Após o período de festejos juninos, a tradição do forró e da cultura popular nordestina continua sendo celebrada nas unidades do Sistema Único de Assistência Social (Suas). Com esse intuito, a Prefeitura de Aracaju, por meio da Secretaria Municipal da Família e da Assistência Social (Semfas), em parceria com a Secretaria Municipal da Cultura (Secult), promoveu, na tarde da última terça-feira, 21, uma roda de conversa sobre a importância do forró na preservação da memória e da identidade cultural sergipana.
A atividade ocorreu no Centro de Referência de Assistência Social (Cras) João de Oliveira Sobral, localizado no bairro Santos Dumont, logo após a aula semanal de capoeira oferecida pela unidade.
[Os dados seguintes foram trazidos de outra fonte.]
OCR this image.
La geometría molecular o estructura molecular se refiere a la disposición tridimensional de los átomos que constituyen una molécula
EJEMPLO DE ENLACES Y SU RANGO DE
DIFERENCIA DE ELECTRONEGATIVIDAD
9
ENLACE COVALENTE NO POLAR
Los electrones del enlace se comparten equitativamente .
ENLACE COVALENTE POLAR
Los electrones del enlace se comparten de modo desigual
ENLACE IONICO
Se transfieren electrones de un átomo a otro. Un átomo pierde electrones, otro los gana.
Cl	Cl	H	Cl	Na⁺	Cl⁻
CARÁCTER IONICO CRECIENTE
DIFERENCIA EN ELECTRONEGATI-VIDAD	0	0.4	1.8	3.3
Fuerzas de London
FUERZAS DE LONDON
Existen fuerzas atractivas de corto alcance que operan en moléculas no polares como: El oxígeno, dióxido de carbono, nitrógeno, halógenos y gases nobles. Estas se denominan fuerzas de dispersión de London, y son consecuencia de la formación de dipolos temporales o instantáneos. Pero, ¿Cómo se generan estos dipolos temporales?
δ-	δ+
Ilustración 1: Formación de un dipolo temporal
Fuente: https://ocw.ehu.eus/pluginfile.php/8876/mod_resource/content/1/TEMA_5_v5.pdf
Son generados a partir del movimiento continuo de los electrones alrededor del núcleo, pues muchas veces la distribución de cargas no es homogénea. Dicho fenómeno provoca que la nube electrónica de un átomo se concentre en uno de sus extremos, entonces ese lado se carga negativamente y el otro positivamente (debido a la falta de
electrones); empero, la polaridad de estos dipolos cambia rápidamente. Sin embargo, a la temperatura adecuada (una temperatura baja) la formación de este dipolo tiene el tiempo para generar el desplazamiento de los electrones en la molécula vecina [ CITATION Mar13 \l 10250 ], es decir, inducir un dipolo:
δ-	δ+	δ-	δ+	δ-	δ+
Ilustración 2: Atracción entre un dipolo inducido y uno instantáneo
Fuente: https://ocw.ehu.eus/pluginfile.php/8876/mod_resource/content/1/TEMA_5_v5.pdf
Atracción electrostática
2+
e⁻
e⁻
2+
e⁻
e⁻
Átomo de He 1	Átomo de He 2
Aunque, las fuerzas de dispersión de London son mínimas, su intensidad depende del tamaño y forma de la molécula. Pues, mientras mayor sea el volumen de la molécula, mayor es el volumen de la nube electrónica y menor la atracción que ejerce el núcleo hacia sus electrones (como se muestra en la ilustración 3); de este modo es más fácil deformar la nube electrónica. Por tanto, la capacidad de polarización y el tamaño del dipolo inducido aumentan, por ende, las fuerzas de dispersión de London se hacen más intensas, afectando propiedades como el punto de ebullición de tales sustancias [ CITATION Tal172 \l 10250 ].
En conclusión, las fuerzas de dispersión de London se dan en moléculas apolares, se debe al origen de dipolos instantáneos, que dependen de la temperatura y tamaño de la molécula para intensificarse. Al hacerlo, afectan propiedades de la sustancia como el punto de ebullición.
Cerca de 20 pessoas, incluindo integrantes dos grupos de convivência, servidores e moradores da comunidade, participaram do encontro, que foi conduzido pelo secretário municipal da Cultura, Paulo Corrêa.
Durante a conversa, foram abordadas as origens do forró, sua relevância para a cultura nordestina, o legado de Luiz Gonzaga e o papel das festas juninas na preservação das tradições populares.
“Ficamos muito felizes em participar dessa roda de conversa e conhecer de perto o trabalho desenvolvido aqui no Cras. Tivemos uma participação muito especial da comunidade e pudemos conversar sobre a tradição dos festejos juninos, a importância do forró para a nossa cultura e o legado de Luiz Gonzaga, grande referência da música nordestina”, destacou o secretário.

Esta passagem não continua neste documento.